Yes, I know this is easier said than done—and certainly easier said than felt. But it’s a necessary emotional skill. An essential skill we must continue to hone over time—for the rest of our time here on earth.
This earth of ours seems to grow larger and smaller every day, as technology transforms and intertwines our relationships—even from across the globe. As with most changes, the increased connection brings both blessings and difficulties. Although some of us may long for simpler days and wish we lived in the pre-smartphone, pre-twenty-four-hour-news-cycle world, God in his wisdom put us in this one. And it’s up to us to adopt an intentional, healthy lifestyle that doesn’t drive us to hermitude but allows us to be good neighbors and loving friends and family members.
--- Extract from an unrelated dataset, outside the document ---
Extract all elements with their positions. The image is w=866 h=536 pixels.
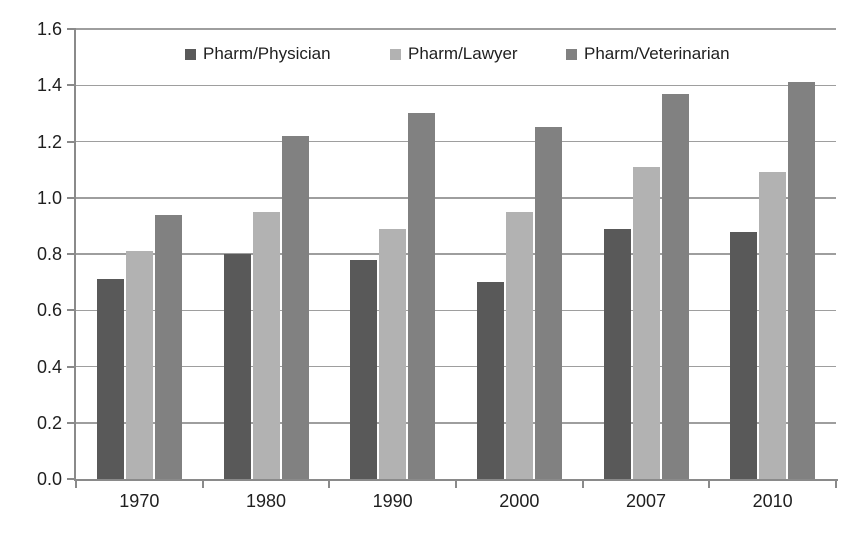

People who aren’t afraid to open the windows and doors and let the fresh air—and friends—come inside.
FEELING YOUR WAY FORWARD
Prayer Prompt
Your eternal word, O LORD,
stands firm in heaven.
Your faithfulness extends to every generation,
as enduring as the earth you created.
Your regulations remain true to this day,
for everything serves your plans.
If your instructions hadn’t sustained me with joy,
I would have died in my misery.
I will never forget your commandments,
for by them you give me life.
I am yours; rescue me!
For I have worked hard at obeying your commandments. . . .
Oh, how I love your instructions!
I think about them all day long.
PSALM 119:89-94, 97, NLT
Journal Prompts
- What earthly things tend to take up a lot of your thoughts? How can you either think less about those things or bring God into your inner dialogue?
- How does social media affect you? How would you describe its influence on your faith? Your relationships? Your spiritual and emotional health?
- What one change would you like to make in your social media habits?
- We talked about different categories of relationships in our lives (inner circle, daily circle, shoulder-brushing circle, etc.). Which person or group of people in your life would you like to devote more emotional energy to? How might you make room for that change?